Now, don’t panic — your stakeholders don’t expect you to come up with the appropriate “ROI” calculation. But they do expect you to partner with those that can, like the finance department or even operational leaders expecting to benefit from your proposal. Your organization might not assume that you possess financial expertise, but they likely expect you to be financially literate and to understand the business impact of training.
This is also where some learning professionals are reluctant to share details due to a misconceived belief that external parties won’t appreciate the underlying learning intent.
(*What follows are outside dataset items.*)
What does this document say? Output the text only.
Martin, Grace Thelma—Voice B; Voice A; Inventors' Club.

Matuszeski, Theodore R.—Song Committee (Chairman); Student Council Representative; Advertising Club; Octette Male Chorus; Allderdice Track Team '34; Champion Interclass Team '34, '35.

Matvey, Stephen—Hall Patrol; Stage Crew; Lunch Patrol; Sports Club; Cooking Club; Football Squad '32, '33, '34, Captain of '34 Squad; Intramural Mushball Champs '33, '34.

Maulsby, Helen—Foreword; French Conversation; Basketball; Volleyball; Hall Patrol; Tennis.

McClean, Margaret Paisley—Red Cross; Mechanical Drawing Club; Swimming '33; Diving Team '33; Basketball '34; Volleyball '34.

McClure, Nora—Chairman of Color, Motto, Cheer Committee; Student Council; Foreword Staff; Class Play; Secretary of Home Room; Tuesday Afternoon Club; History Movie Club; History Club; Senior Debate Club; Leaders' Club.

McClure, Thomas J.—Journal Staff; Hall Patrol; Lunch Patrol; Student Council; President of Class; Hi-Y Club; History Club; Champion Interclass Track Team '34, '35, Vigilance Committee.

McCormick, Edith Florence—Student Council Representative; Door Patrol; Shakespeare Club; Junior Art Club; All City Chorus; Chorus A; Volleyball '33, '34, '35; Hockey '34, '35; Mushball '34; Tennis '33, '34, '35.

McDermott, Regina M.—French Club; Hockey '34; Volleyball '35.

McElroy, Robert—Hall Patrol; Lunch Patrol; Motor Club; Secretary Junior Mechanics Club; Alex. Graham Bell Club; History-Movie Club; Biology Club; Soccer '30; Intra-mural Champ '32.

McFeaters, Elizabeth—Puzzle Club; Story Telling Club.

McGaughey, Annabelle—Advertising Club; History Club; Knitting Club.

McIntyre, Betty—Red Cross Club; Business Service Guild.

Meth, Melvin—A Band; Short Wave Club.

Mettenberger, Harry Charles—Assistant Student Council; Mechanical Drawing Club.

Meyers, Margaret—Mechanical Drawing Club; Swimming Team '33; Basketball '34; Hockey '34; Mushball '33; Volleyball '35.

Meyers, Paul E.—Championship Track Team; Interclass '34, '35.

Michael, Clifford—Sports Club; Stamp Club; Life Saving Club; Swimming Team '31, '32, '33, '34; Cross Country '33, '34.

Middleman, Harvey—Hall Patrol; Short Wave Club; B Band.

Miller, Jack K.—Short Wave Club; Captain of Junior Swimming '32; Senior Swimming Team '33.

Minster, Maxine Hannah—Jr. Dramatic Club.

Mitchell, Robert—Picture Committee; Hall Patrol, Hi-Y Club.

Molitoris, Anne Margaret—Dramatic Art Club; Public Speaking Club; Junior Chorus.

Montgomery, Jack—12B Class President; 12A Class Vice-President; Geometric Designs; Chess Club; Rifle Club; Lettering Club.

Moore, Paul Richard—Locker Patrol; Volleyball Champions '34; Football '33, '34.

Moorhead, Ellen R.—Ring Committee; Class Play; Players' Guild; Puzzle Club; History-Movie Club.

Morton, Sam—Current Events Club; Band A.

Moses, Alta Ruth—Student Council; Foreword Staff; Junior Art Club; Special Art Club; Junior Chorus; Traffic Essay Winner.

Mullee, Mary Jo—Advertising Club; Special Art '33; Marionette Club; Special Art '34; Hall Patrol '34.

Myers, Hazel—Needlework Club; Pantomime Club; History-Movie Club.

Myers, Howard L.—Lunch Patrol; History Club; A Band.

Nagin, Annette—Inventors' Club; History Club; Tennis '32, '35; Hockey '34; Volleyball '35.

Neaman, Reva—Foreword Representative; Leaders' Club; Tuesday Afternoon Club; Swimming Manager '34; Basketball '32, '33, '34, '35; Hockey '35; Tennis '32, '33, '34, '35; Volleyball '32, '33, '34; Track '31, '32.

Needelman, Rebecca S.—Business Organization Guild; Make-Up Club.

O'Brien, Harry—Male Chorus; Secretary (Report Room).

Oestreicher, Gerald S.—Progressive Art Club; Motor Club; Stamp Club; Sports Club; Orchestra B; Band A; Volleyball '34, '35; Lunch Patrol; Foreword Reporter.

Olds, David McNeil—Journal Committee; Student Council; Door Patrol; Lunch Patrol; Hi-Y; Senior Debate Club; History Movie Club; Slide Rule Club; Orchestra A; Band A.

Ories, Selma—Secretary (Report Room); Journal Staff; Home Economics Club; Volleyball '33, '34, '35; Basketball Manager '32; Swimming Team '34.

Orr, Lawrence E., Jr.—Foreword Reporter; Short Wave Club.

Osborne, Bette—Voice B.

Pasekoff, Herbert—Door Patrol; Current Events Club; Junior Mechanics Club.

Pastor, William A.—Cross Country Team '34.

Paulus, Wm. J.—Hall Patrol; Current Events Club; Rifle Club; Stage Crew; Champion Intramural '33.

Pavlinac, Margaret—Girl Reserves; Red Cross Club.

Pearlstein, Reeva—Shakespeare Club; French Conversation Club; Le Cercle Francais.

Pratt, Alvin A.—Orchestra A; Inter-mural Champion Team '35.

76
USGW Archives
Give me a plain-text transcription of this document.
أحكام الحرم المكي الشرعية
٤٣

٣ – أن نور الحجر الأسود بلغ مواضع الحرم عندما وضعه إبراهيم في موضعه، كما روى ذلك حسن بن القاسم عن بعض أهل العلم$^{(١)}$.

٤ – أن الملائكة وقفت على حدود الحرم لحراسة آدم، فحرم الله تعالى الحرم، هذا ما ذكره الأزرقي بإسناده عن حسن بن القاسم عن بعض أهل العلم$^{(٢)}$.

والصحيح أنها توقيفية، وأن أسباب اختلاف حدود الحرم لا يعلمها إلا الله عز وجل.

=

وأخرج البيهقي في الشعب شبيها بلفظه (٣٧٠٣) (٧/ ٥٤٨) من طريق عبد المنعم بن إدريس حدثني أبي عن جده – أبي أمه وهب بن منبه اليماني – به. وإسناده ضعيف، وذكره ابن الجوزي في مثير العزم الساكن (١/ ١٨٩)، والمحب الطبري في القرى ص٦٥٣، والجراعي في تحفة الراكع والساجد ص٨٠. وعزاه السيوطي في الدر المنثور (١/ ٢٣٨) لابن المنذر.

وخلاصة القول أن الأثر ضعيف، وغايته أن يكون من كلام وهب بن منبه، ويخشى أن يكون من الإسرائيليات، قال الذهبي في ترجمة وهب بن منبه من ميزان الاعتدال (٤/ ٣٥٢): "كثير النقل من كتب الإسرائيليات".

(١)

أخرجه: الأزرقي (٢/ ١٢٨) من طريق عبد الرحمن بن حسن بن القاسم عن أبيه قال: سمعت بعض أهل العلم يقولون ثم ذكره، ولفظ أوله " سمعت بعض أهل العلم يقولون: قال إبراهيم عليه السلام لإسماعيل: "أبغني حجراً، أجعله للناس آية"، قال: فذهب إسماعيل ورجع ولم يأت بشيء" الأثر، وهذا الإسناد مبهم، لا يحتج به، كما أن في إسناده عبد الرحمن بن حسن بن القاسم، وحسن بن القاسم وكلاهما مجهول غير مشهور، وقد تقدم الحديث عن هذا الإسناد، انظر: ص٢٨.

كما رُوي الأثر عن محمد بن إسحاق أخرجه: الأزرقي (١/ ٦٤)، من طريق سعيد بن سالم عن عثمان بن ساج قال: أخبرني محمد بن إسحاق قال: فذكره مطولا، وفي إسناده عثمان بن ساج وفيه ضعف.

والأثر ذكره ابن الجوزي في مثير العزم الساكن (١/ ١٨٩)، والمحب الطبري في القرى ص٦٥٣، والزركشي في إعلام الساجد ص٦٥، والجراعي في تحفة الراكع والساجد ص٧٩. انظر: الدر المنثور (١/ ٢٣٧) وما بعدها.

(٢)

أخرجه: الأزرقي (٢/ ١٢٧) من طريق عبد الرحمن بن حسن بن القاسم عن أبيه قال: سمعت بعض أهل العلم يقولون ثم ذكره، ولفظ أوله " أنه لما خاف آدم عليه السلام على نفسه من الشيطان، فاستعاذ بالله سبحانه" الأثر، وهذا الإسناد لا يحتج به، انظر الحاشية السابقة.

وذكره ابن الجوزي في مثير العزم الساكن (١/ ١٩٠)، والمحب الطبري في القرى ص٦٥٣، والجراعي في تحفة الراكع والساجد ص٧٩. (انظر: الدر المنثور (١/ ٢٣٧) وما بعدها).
On the contrary, partnering with finance, working with internal operations and even involving information technology (IT) can further enhance you and your proposal’s credibility.
It’s true, this topic can be quite overwhelming. But you can continue to learn more about making operational financial decisions from the same resources used by your organization’s decision makers.
Just as you expect employees to learn something for their benefit, consider this as a part of your learning and professional development. By furthering your own L&D, you can gain significant benefits including delivering substantive proposals, building your business credibility, becoming a sought-after operational partner and securing the value of what learning can offer the organization and your business leaders.
Your leaders see value in learning. Many even consider it as a competitive advantage. Live up to their expectations. Grow into the valued business partner they expect you to be.